In this work, we report a fundamentally new electrolyte design strategy to circumvent this issue by using a quantum material, SmNiO3. Unlike many other materials, SmNiO3 becomes much more electronically insulating upon exposure to fuels due to a metal-insulator transition caused by electron correlation effects. At the same time, it also sustains high ionic conductivity, which is comparable to the best performing electrolytes at similar temperatures. This result enables improved low-temperature fuel cell performance and new ways of designing materials for electrochemical energy conversion.
The paper appeared in Nature, with news coverage by Nature Energy, Harvard, Argonne National Lab, IEEE Spectrum, and National Science Review. This work was done in collaboration with the groups of H. Zhou and D. Fong at Argonne.
Strongly correlated materials show promises for future memory and neuromorphic devices.
Aug 2015: Brain-inspired computing devices
Non-technical description: Recently, brain-inspired computation employing artificial neural networks has led to tremendous progress in artificial intelligence, including image and speech recognition. Such computation, however, consumes much more power than human brains when implemented on digital computers, which becomes especially problematic for energy-constrained mobile platforms. Implementing new computing architectures that mimic the brain at the hardware level promises for more energy-efficient brain-like computing.
Here we review recent progress towards building these hardware — neuromorphic devices and circuits — using correlated materials and their phase transitions. We made particular emphasis on materials synthesis and device physics, and critically evaluate their prospects. The paper was published in Proceedings of IEEE, and you can read the full text here.
Electron doping turns SmNiO3 from a reflective metal to a transparent insulator at room temperature, opening new directions for electronics and optics.

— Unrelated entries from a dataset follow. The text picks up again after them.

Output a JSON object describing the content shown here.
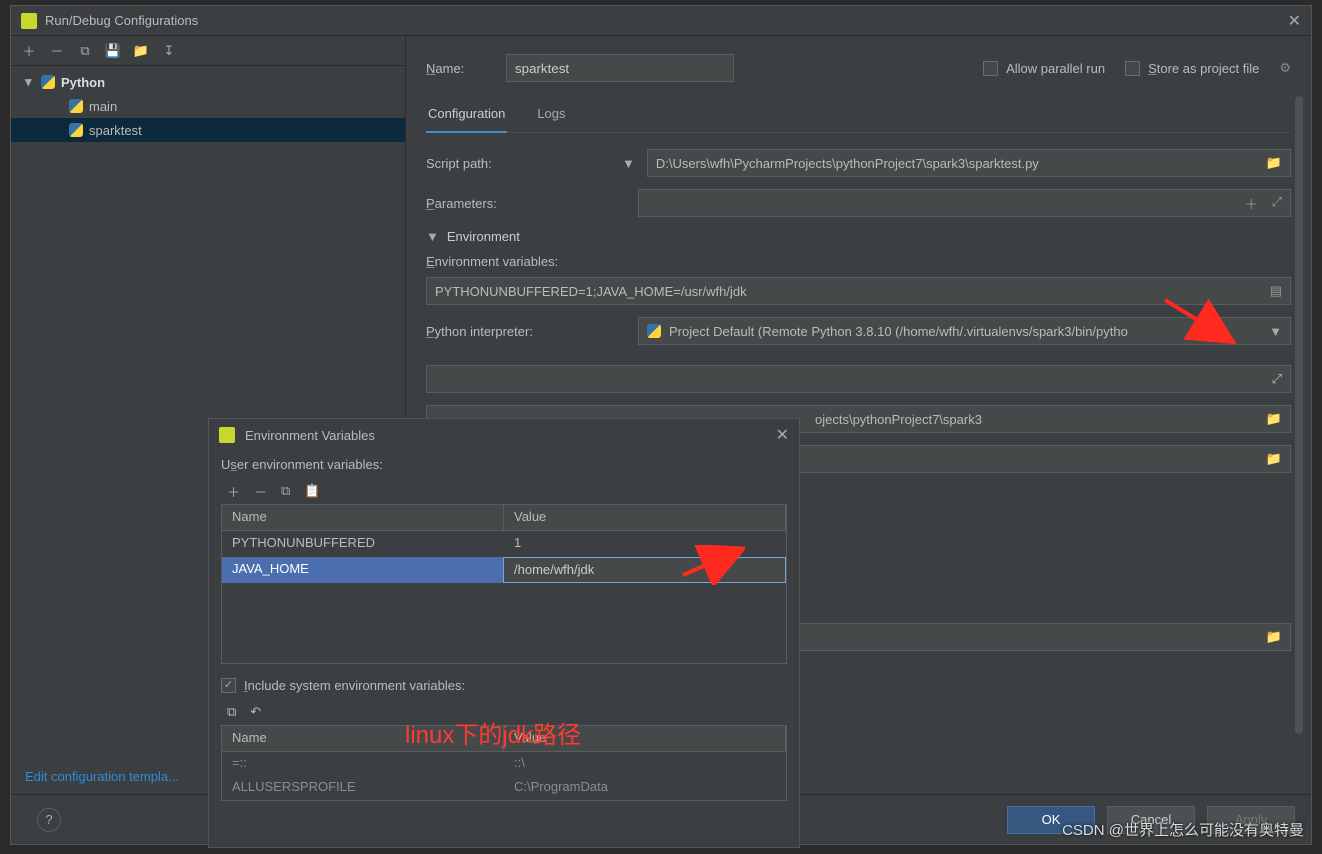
{
  "dialog": {
    "title": "Run/Debug Configurations"
  },
  "tree": {
    "root": "Python",
    "children": [
      "main",
      "sparktest"
    ]
  },
  "editLink": "Edit configuration templa...",
  "form": {
    "nameLabel": "Name:",
    "nameValue": "sparktest",
    "allowParallel": "Allow parallel run",
    "storeAsProject": "Store as project file"
  },
  "tabs": {
    "config": "Configuration",
    "logs": "Logs"
  },
  "fields": {
    "scriptPathLabel": "Script path:",
    "scriptPathValue": "D:\\Users\\wfh\\PycharmProjects\\pythonProject7\\spark3\\sparktest.py",
    "parametersLabel": "Parameters:",
    "envSection": "Environment",
    "envVarsLabel": "Environment variables:",
    "envVarsValue": "PYTHONUNBUFFERED=1;JAVA_HOME=/usr/wfh/jdk",
    "pyInterpLabel": "Python interpreter:",
    "pyInterpValue": "Project Default (Remote Python 3.8.10 (/home/wfh/.virtualenvs/spark3/bin/pytho",
    "workingDirTail": "ojects\\pythonProject7\\spark3"
  },
  "envDialog": {
    "title": "Environment Variables",
    "userLabel": "User environment variables:",
    "headers": {
      "name": "Name",
      "value": "Value"
    },
    "rows": [
      {
        "name": "PYTHONUNBUFFERED",
        "value": "1"
      },
      {
        "name": "JAVA_HOME",
        "value": "/home/wfh/jdk"
      }
    ],
    "includeLabel": "Include system environment variables:",
    "sysRows": [
      {
        "name": "=::",
        "value": "::\\"
      },
      {
        "name": "ALLUSERSPROFILE",
        "value": "C:\\ProgramData"
      }
    ]
  },
  "buttons": {
    "ok": "OK",
    "cancel": "Cancel",
    "apply": "Apply"
  },
  "annotation": "linux下的jdk路径",
  "watermark": "CSDN @世界上怎么可能没有奥特曼"
}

Sep 2014: New metal-insulator phase transitions
Non-technical description: The ability to dramatically change a material's properties by controlling its 'electronic phase transitions' (see the previous post for more details) can lay the foundation for a plethora of electronic and optical applications.
Here we report the discovery of a new type of metal-to-insulator transition in an oxide material, SmNiO3, driven by electron doping. The oxide turns from a shiny metal to a transparent insulator when doped with lithium-ions or protons. Its electronic conductivity changes by more than eight orders of magnitude, among the highest ratio achieved in phase change materials at room temperature. We attribute such a phase transition to a Mott transition driven by a quantum mechanical effect called electron correlation. Such a drastic phase transition forms an emerging platform for studying many-body physics and for realizing oxide-based reconfigurable electronic/optical devices.
Using a electrical pulse, we can switch an insulating material into a metal within nanoseconds.
Feb 2013: Ultrafast metal-insulator transitions
Non-technical description: Electrons can move freely in a metal but not so in an insulator. Intriguingly, certain materials can switch between being a metal and an insulator depending on external conditions, just as water can change its phase between solid, liquid, and gas. Perhaps the famous material hosting such so-called metal-insulator transitions is vanadium dioxide, whose electrical and optical properties can dramatically change when heated above 68 ºC. This phase change, if triggered electrically, may enable a plethora of new electronic and optical devices.
Here, by optimizing materials growth and device structures, we are able to trigger the phase change in VO2 by a voltage within a few millionths of a second—the fasted ever achieved electrically. Such a study on the dynamics of the phase transition not only forms the foundation for new electronics and optics, but can also help to resolve the everlasting debate over VO2's phase transition mechanism initiated by J.B. Goodenough and N.F. Mott.